Savoy Conference

15 April - 25 July, 1661

Conference called soon after the restoration of Charles II to the throne of England at the Savoy Palace in London, and attended by Anglican bishops and Puritan ministers (twelve on each side) to resolve their differences, possibly with a revision of the Book of Common Prayer. The two sides could not agree and the conference accomplished nothing.

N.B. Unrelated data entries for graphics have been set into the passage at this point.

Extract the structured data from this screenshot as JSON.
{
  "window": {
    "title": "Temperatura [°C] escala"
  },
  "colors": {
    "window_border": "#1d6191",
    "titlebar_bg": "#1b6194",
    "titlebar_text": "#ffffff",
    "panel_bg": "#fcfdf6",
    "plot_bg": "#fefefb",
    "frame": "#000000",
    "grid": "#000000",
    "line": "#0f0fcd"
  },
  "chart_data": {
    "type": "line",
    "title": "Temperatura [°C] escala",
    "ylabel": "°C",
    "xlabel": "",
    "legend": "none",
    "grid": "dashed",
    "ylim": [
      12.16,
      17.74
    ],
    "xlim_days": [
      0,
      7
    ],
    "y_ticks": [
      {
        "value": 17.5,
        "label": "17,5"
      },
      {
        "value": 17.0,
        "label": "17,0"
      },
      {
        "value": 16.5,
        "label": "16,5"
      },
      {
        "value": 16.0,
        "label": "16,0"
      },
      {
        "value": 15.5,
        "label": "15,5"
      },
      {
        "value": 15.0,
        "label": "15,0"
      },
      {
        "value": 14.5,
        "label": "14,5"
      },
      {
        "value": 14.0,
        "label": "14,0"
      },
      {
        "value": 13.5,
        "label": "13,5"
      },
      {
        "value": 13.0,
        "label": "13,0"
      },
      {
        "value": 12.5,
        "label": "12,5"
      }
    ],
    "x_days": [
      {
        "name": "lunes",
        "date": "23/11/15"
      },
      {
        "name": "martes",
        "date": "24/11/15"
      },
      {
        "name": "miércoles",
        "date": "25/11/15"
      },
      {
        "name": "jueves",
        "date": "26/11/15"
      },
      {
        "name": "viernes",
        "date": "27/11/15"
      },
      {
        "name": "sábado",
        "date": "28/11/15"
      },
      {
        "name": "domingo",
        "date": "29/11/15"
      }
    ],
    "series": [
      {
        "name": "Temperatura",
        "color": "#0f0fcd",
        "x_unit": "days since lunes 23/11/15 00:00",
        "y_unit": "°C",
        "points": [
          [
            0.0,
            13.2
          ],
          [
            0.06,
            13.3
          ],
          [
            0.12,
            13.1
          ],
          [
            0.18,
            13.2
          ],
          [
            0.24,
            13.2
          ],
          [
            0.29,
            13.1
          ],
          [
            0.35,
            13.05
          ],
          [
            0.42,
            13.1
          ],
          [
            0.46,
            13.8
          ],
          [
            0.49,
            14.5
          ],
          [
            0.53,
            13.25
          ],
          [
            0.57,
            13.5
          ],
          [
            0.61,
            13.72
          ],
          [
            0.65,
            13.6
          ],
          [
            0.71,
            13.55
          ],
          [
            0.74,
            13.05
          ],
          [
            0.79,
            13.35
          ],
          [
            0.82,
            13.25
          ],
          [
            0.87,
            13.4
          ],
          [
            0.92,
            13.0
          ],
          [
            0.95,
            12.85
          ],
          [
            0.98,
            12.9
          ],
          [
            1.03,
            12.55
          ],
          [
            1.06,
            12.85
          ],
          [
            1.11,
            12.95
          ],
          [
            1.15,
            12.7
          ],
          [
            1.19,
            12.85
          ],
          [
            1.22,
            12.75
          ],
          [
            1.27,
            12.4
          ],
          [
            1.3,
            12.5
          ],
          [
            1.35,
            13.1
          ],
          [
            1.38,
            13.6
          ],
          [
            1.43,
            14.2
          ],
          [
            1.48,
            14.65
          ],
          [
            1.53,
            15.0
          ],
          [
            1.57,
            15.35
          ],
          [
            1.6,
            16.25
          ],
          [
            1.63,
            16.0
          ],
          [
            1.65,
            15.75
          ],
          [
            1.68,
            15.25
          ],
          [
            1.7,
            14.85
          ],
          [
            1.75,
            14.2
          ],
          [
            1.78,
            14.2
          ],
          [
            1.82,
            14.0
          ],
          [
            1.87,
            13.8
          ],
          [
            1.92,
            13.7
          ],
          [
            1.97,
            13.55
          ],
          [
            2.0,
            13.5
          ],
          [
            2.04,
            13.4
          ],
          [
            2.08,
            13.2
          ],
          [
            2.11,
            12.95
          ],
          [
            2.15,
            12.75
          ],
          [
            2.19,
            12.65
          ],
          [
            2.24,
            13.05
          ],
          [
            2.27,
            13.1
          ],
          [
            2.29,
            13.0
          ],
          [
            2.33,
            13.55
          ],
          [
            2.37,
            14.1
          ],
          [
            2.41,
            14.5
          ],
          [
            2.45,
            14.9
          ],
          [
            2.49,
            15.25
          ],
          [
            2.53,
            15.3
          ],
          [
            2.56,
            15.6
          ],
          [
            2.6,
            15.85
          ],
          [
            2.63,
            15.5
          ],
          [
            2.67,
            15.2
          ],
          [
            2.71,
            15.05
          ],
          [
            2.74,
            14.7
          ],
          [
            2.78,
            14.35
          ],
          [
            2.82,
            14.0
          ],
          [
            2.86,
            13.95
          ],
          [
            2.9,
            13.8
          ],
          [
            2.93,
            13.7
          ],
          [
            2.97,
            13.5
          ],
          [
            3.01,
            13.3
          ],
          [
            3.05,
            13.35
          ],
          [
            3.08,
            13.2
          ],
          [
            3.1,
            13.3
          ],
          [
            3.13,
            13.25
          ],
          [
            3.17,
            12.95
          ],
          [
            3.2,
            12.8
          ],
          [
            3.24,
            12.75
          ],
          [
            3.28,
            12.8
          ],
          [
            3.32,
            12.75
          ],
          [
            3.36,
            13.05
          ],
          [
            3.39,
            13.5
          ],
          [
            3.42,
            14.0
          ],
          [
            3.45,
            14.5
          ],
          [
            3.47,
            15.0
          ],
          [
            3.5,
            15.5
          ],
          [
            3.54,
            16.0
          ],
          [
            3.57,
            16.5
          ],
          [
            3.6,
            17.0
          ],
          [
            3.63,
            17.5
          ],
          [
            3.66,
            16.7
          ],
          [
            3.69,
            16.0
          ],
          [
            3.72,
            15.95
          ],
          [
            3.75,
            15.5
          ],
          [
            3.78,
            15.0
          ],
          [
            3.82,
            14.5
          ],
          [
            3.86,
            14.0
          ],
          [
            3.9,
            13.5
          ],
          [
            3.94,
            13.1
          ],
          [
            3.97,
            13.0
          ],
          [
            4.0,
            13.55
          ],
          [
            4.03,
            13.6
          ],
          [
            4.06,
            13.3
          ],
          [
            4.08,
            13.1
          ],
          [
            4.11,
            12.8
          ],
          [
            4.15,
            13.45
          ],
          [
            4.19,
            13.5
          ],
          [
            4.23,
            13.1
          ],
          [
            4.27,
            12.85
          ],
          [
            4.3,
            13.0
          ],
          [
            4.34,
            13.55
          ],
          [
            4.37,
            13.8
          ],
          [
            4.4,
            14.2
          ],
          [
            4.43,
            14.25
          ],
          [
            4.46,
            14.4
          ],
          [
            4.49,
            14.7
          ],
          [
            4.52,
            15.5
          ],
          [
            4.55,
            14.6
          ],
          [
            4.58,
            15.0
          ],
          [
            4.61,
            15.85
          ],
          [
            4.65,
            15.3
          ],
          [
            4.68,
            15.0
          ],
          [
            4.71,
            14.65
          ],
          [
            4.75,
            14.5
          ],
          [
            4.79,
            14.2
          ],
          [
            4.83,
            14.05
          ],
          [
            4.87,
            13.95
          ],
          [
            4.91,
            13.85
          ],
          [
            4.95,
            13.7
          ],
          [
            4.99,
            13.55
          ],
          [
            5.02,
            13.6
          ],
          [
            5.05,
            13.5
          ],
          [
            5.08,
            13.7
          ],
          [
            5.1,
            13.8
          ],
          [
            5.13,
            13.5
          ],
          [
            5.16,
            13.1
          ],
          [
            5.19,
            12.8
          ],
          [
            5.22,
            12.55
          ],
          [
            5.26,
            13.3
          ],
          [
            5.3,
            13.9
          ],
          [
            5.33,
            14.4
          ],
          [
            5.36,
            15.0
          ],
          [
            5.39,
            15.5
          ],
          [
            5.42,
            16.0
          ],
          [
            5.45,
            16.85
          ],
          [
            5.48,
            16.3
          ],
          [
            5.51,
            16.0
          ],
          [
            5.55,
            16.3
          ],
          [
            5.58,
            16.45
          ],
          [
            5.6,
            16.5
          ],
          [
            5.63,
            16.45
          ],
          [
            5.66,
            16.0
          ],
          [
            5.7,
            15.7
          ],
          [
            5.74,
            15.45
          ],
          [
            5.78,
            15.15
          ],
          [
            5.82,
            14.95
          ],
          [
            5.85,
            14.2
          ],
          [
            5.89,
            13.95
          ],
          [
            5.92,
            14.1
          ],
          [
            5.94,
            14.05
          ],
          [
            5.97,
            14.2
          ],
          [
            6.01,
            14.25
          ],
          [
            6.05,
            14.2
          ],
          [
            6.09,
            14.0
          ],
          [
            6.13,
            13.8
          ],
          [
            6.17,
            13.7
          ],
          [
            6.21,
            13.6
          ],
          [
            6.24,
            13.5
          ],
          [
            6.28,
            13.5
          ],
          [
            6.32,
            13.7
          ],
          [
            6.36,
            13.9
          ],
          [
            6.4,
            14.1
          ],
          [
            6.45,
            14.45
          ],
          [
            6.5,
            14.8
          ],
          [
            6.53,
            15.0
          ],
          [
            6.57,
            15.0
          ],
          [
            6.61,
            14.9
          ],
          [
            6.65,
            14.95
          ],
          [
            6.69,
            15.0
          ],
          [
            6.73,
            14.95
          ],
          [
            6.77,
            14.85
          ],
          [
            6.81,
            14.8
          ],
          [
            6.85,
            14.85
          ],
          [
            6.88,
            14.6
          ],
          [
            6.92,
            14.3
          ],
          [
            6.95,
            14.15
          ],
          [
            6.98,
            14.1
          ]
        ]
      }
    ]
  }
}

The English Civil War had ended with the execution of King Charles I, a decade-long republican government under Oliver Chromwell, and a chaotic morass of religious factions. When Charles II was restored to the throne there was felt, therefore, a need to find some kind of civil and religious realignment. This, then, was the general goal of the conference that the specific of the revision of the Book of Common Prayer was meant to express. Led by Gilbert Sheldon, the bishops ignored the Reformed liturgy prepared by Richard Baxter on behalf of the Puritans. They, further, required that the Reformed ministers who had not received orders from a bishop should be reordained. These, of course, proved unacceptable to the Puritans. When the revised Book of Common Prayer was issued the following year, it incorporated only cosmetic nods in the Reformed direction. The passing of the Act of Uniformity requiring all ministers to publicly give their assent to the revised liturgy led to the Great Rejection, when some 2000 ministers lost their parishes.